L’influence réciproque entre métaphysique et domaine d’application est évidente quand il s’agit de l’ontologie des œuvres d’art, a montré J. Morizot. L’approche ontologique permet de se poser, à propos des œuvres d’art, des questions que ne leur suppose pas d’emblée un statut privilégié et indicible. Mais en retour, le rapport entre leur statut matériel et leur statut de type esthétique pose de nouvelles questions. Alors qu’un type est intemporel et que le terme de création n’a pas pour lui de pertinence, l’œuvre d’art, même si elle vaut par sa structure, est encore dépendante non seulement de l’esprit de celui qui la crée ou la reçoit, mais aussi de l’histoire de cette création et de ses circonstances.
R. Pouivet s’est posé la question « finale » : en quoi consistera mon identité si je dois ressusciter ? Si la résurrection retient notre identité personnelle mais pas la particularité de notre corps, peut-on parler de résurrection de la chair ? Si l’on tient à cette particularité, ne faut-il pas nous déclarer objets intermittents, partagés entre deux vies séparées par la mort ? Nos atomes suffisent-ils, ou bien notre forme – liée à la notion d’âme – est-elle nécessaire pour que nous ressuscitions ? La version thomiste implique que notre identité générique et notre identité numérique – notre essence autant que notre particularité – exigent notre corps aussi bien que sa forme, notre âme. C’est appliquer à la théologie un test de cohérence ontologique : une théorie de la résurrection doit maintenir la cohérence de son ontologie et, sur un autre mode, ce test devrait s’appliquer à la théorie scientifique.
F. Wolff a terminé en résumant les débats et les questions de notre séminaire : visons-nous une métaphysique appliquée – un test ou une métaphysique- ou bien une  ontologie appliquée – une classification ontologique de ce que les sciences dures ou humaines nous proposent ?
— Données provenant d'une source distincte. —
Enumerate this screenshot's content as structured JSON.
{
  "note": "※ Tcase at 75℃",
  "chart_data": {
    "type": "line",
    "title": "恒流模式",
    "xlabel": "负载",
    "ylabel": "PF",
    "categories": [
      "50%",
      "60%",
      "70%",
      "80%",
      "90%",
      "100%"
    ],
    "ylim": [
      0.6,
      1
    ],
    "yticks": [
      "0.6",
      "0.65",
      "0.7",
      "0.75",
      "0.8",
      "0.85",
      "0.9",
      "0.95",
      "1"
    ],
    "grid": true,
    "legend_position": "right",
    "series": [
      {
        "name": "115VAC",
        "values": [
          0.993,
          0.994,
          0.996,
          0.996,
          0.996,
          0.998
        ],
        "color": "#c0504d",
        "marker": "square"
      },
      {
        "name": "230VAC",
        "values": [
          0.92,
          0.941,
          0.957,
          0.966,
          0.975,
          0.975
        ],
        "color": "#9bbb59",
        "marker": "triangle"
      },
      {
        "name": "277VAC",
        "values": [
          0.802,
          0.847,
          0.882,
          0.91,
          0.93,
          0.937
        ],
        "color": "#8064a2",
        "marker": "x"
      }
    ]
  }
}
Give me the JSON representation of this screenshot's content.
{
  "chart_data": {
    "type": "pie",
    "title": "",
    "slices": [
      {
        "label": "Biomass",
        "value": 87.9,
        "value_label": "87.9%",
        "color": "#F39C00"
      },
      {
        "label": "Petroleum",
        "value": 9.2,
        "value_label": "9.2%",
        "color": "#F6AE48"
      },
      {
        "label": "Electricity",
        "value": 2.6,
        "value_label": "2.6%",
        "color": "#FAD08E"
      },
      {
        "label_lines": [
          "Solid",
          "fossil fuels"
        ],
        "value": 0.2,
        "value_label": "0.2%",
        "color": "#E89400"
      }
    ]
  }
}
Les différentes interventions ont d’ailleurs repris les questions qui constituent la spécificité de la métaphysique : qu’est ce qui est premier et qu’est-ce qui est conséquences ? Comment identifier les entités de base ? (nous partons « in medias res », d’un niveau intermédiaire, répond Barry Smith). Quel est le mode de réalité fondamentale (substance, processus) ? Qu’est-ce que l’être en tant qu’être  – est-il toujours un, ou devons-nous accepter de l’indistinguable – ? Qu’est-ce que l’être de la théologie ? Mais il s’est aussi interrogé sur les réponses contemporaines : comment relier mon identité (entité SNAP) et mon histoire (entité SPAN), mon esprit et mes fonctions ? Si l’on définit la maladie comme disposition, quel est l’être d’une disposition ? Comment se pose le problème de la relativité de l’ontologie – comme présupposés d’un langage formel ? Enfin de quels critères disposons-nous pour réviser nos essais d’ontologie ? De l’adéquation avec des théories scientifiques ? D’une cohérence entre ontologies diverses ? Notre séminaire a eu le mérite de donner plusieurs pistes pour travailler ces questions.